Saturday, February 04, 2012

Technological improvement has been the best way to change the balances between rich and poor, big and small. In the beginning of last century, technological breakthrough often came from small companies that grew to behemoths today. That breakthroughs were mostly in the mechanical field and chemistry but they all started from small family businesses changed or created new markets.  One thing they had in common was the fact that the success often came from the brainchild project of some inventor.

Nowadays technological breakthrough comes from the fields of computer science. It is known that lots of small companies start up on this field now but they are almost always swallowed by bigger players, often state backed or field founders, like Microsoft or Apple. Even so it is possible to argue that the IT industry provides lots of opportunities for entrepreneurship.

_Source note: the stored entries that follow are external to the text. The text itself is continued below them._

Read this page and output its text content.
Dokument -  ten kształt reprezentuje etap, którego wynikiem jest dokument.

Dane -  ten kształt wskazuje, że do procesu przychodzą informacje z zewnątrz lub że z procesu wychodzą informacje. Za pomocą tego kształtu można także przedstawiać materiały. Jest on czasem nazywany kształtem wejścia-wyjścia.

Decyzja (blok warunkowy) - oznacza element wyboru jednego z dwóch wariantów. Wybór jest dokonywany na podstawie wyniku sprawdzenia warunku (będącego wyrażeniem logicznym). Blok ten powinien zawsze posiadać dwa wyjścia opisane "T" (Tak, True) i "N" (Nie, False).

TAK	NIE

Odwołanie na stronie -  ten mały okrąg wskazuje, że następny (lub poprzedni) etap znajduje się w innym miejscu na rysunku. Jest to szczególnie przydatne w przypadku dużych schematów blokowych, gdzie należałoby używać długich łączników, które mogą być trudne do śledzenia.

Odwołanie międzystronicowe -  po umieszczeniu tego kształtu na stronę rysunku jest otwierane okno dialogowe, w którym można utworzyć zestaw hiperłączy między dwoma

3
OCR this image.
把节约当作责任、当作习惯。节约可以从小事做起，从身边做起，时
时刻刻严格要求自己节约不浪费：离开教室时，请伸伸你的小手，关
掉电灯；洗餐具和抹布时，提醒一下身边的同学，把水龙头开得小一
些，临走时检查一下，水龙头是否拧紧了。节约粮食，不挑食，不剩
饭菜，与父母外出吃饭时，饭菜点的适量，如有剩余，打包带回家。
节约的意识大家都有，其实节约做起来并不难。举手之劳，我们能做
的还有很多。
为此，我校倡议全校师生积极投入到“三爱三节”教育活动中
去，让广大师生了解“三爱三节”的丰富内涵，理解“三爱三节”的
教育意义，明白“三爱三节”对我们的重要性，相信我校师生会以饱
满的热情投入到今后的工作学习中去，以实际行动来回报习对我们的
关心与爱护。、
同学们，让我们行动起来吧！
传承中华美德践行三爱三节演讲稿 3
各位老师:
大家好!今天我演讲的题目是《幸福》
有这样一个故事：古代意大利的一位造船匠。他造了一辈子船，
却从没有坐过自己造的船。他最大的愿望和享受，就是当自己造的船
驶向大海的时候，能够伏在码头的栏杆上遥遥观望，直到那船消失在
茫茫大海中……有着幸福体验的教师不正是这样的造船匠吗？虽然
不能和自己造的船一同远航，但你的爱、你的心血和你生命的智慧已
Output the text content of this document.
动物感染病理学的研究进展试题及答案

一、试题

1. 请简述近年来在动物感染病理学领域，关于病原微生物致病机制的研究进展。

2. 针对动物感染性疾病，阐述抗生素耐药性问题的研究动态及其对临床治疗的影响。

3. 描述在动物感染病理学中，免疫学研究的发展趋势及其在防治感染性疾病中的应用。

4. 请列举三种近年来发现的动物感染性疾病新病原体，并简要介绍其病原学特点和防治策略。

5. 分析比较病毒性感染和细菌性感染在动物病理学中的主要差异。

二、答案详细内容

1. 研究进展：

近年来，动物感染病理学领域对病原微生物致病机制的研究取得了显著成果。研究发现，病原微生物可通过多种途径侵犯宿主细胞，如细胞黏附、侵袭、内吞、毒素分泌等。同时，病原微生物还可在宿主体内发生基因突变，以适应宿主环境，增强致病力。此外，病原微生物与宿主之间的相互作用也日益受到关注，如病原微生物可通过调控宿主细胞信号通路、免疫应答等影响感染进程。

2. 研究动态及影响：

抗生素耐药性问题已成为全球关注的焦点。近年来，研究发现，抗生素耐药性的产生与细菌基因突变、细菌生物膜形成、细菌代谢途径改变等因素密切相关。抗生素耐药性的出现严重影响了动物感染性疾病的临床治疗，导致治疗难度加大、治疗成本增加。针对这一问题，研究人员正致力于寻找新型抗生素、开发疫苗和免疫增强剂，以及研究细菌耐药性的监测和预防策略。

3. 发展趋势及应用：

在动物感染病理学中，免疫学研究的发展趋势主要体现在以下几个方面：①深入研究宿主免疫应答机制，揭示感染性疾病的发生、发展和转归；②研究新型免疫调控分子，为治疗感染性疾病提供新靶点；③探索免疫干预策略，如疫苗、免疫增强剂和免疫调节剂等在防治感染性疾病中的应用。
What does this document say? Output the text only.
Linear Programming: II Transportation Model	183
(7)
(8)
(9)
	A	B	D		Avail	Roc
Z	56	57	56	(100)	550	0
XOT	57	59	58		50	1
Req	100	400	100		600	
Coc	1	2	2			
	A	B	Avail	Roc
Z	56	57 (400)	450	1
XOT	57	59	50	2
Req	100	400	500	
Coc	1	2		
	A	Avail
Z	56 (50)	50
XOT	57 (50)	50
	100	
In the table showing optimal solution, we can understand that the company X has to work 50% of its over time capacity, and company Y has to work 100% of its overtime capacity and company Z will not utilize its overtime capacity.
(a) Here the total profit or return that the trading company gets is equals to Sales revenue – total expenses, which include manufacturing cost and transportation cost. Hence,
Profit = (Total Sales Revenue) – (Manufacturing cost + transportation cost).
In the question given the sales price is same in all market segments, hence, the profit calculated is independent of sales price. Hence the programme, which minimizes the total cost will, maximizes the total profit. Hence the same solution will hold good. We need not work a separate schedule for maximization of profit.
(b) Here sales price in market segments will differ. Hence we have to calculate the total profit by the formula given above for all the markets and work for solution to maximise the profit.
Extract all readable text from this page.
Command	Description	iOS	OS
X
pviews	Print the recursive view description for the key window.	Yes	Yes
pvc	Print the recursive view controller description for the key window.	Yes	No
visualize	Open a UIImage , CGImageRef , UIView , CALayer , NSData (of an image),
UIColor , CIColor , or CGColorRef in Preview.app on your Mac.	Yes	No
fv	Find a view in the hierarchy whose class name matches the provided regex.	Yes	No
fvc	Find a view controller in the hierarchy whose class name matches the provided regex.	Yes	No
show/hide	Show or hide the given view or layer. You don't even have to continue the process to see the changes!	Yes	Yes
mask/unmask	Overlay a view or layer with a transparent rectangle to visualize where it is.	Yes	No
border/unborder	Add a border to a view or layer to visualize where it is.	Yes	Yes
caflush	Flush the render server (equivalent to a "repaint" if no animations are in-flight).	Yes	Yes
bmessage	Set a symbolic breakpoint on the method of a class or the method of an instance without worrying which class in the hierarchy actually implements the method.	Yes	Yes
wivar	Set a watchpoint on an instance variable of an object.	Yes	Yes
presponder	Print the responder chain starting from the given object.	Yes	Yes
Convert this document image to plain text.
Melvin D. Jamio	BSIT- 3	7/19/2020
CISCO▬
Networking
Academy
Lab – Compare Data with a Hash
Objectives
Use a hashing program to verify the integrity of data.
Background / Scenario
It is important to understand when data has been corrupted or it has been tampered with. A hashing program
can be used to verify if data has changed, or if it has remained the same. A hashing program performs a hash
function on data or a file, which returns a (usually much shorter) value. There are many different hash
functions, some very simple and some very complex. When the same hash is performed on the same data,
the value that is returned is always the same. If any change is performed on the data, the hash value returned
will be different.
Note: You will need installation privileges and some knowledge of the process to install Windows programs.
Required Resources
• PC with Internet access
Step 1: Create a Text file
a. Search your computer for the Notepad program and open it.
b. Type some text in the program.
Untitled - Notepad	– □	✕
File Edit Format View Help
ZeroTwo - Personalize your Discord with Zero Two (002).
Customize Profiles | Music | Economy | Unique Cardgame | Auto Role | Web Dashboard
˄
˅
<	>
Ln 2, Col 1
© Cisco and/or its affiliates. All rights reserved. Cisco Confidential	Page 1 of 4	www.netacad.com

Never in history had mankind access to so much knowledge in a wide range of areas, so it reasonable to ask why are there not any new big companies growing from small businesses, considering the unprecedented number of highly educated individuals active in our society

There are many talented people with brand new ideas that take advantage of completely new ways of solving problems. The problem of our time is just that entrepreneurship is borderline impossible in terms of necessary investment and competition. Initial investment is a problem because most people who create disruptive technologies are young, making them unlikely to have the economic assets to even take care of the legal part of a business. Competition because bigger companies have an established business which takes considerable effort to make it that way.
Taking the late 19th century success stories of the Diesel engine and its self made man, and the DuPont company which started from nothing, not many new companies rose to stardom without coming from strong business conglomerates. Globalization did in fact create many new challenges to the developed world, specially regarding how to create companies that have to abide by stricter laws (labor, environmental, legal) and that the same time be competitive. On the other hand a developed society has a bigger human capital, as in creative, which it needs to tap effectively to keep survive.

Established companies still need to compete and at some level innovate at the lowest pace possible as not to be obsoleted. With this in mind the concept of idea contests took place, offloading the research and development to the contest participants. The contest takes place, the company funds the prize, and not surprisingly absorbs the idea(s) and the inventor into its structure, actually removing the risks associated with R&D . This idea may look great in the sense that both parties benefit from the contest, altough that may not be true.
As the natural law states, a body will remain in rest until some force acts upon it. With this in mind we consider a stable market where there is no immediate force acting asking for the company to react, so there is no reason for the company to take the risk of using a novel idea/product when nothing compels it to. In consequence, the company will obviously not take the unnecessary risk and will shelve the idea. This loss is invisible to the whole system as this new market changer invention, never came to be, but the market and ultimatelly the people will suffer for it.
On the other hand if we actually tip the system into favoring this new inventor into creating their own business of which they have everything to gain, then there would be a bigger chance of seeing all the unprecedented education investment, returning in the form of growth, employment and taxes. Perhaps the contests would not be needed if there was a visible network that inventors/enterpeneurs could easily get assistance from.